Cisco IOS can be configured to send Syslog traps to a designated server. There are eight levels of Syslog information which are mapped into four categories of Cisco EMF alarm severity. Syslog specific data is inserted into the Message portion of the Cisco EMF alarm. In all cases, alarms are raised against the Chassis object. There is no automatic clearing of Syslog Alarms. Table 14-5 summarizes the severity mapping between trap and alarm:
Table 14-5 Syslog to Cisco EMF Mappings
Syslog Severity
|
Cisco EMF Severity
|
Emergency
|
Critical
|
Alert
|
Critical
|
Critical
|
Critical
|
Error
|
Major
|
Warning
|
Minor
|
Notification
|
Minor
|
Informational
|
Informational
|
Debug
|
Informational
|
Syslog alarms have a Description in the Event Browser application in the following format:
"Asserted [<clogHistMsgText>] by facility [<clogHistFacility>], Message name [<clogHistMsgName>]"
Where:
clogHistMsgText is the message text
clogHistFacility is the facility name (where the message came from)
clogHistMsgName is the message name
An example Syslog Alarm Description is
"Asserted [Critical/high priority process ATM Periodic may not dismiss.] by facility [SCHED], Message name [EDISMSCRIT]"

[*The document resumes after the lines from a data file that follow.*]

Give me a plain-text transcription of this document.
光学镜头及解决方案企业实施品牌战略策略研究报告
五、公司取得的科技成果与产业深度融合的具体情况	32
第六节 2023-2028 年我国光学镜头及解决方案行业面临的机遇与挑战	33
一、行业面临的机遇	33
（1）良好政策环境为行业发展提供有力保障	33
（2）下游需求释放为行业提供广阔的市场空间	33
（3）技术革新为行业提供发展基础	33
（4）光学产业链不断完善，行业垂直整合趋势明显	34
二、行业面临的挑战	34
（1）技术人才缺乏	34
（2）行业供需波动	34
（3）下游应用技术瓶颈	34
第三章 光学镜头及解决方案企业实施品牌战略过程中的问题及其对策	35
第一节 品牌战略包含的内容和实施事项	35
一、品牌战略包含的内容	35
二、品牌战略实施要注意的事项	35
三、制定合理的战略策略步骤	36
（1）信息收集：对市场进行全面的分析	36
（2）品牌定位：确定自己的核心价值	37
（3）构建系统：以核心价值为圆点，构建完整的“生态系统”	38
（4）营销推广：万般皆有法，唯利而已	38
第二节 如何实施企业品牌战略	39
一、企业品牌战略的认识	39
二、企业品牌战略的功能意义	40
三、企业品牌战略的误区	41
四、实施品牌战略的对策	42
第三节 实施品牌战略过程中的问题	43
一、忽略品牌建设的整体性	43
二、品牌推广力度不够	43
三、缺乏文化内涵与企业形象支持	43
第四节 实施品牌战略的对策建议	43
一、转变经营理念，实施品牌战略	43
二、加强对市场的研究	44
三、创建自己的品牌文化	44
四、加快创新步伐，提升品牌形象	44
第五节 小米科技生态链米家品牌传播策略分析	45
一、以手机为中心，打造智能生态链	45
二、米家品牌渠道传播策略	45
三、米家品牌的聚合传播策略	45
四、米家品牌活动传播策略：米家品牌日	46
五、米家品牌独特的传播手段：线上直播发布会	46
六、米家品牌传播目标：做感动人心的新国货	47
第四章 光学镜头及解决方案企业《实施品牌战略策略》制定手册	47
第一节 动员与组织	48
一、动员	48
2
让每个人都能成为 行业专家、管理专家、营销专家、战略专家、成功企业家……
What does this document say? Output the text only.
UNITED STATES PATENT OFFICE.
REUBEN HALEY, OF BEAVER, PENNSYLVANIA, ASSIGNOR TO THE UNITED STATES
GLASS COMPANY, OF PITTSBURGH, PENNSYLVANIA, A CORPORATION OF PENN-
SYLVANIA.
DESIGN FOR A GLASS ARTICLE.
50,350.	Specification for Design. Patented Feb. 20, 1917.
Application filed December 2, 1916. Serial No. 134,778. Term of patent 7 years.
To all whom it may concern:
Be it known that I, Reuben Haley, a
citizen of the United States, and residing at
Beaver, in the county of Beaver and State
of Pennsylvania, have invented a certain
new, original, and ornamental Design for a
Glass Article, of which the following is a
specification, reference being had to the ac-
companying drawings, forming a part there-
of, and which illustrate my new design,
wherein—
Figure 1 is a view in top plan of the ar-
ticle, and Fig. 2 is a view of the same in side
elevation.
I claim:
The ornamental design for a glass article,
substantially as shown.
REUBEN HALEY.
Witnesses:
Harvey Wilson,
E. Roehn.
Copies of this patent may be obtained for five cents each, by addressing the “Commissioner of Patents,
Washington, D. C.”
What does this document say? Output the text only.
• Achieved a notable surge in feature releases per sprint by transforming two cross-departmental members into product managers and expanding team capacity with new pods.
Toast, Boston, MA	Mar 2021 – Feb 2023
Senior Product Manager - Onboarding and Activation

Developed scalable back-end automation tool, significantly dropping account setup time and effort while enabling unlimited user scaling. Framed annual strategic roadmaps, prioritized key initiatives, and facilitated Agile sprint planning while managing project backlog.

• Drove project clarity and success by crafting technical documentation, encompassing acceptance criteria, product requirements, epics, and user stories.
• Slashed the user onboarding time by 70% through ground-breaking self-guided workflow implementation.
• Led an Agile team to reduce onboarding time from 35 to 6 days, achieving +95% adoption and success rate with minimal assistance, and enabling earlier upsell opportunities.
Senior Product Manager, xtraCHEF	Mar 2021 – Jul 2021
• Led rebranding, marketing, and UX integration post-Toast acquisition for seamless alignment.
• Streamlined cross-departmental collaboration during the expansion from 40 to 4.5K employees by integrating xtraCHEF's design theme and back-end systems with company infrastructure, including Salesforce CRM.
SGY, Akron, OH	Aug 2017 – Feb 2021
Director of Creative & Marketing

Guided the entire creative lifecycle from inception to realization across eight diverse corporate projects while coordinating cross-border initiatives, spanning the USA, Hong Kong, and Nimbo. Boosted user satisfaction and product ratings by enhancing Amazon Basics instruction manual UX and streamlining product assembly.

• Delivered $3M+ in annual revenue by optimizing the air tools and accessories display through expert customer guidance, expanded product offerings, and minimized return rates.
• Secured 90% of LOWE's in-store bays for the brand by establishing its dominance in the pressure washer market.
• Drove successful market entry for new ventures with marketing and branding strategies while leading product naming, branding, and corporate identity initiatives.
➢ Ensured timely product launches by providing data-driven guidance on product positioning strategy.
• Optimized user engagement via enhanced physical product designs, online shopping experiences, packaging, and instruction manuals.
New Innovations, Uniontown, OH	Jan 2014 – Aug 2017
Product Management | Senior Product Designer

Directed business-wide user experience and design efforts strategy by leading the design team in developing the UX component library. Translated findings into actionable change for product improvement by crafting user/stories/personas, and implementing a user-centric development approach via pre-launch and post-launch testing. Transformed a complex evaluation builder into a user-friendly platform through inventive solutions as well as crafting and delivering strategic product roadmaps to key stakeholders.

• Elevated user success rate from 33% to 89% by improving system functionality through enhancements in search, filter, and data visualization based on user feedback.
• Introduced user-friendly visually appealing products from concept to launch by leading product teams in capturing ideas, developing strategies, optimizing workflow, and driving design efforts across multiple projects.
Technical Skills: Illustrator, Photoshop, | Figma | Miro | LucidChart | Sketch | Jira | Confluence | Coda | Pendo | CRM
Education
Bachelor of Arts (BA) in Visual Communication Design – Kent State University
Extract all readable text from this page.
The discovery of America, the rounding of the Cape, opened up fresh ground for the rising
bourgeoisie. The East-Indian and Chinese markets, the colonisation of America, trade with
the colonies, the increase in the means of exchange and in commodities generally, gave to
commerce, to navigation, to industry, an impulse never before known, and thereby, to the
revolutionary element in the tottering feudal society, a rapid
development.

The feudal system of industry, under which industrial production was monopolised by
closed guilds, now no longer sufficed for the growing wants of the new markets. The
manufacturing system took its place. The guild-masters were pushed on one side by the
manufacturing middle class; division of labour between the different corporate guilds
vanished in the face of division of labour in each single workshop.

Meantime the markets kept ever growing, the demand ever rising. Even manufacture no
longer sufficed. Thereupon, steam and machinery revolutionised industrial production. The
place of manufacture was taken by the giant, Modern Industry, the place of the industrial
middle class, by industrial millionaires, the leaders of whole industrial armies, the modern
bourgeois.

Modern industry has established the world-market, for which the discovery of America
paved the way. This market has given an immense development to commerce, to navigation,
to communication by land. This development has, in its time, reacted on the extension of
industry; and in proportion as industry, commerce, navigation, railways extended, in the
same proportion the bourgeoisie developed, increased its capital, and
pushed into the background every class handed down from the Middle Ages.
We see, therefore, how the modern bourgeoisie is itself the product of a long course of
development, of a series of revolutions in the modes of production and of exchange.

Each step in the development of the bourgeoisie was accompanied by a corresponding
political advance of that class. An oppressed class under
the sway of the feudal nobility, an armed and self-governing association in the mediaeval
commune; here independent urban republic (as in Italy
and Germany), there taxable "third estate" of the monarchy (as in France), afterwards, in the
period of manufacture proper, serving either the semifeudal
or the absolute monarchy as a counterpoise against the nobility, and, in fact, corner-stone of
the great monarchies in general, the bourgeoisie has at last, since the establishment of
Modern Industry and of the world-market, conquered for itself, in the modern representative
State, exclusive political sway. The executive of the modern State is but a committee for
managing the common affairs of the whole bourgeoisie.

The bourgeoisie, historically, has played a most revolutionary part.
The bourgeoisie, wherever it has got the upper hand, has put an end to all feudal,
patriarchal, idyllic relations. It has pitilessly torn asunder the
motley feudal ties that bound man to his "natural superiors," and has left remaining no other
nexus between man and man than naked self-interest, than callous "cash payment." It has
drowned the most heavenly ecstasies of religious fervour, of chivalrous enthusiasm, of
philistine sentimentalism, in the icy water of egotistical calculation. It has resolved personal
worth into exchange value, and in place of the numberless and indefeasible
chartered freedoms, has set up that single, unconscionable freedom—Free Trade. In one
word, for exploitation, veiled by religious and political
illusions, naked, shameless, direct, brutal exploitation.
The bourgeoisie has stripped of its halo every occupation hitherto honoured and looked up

Configuration Management Traps
When a change is made to the configuration of a Cisco 12000 series internet router, Cisco IOS can send a "configuration management event trap". This trap is translated into a Cisco EMF alarm with the following description:
"Config Change, Command Source: <ccmHistoryEventCommandSource>, Config Source: < ccmHistoryEventConfigSource>, Config Destination: < ccmHistoryEventConfigDestination>"
Where:
•
cmHistoryEventCommandSource is the source of the command that instigated the event - either command line or snmp.
•
cmHistoryEventConfigSource is the configuration data source for the event
•
ccmHistoryEventConfigDestination is the configuration data destination for the event
An example Configuration Management Event Alarm Description is:
"Config Change, Command Source: commandLine, Config Source: running, Config Destination: commandSource".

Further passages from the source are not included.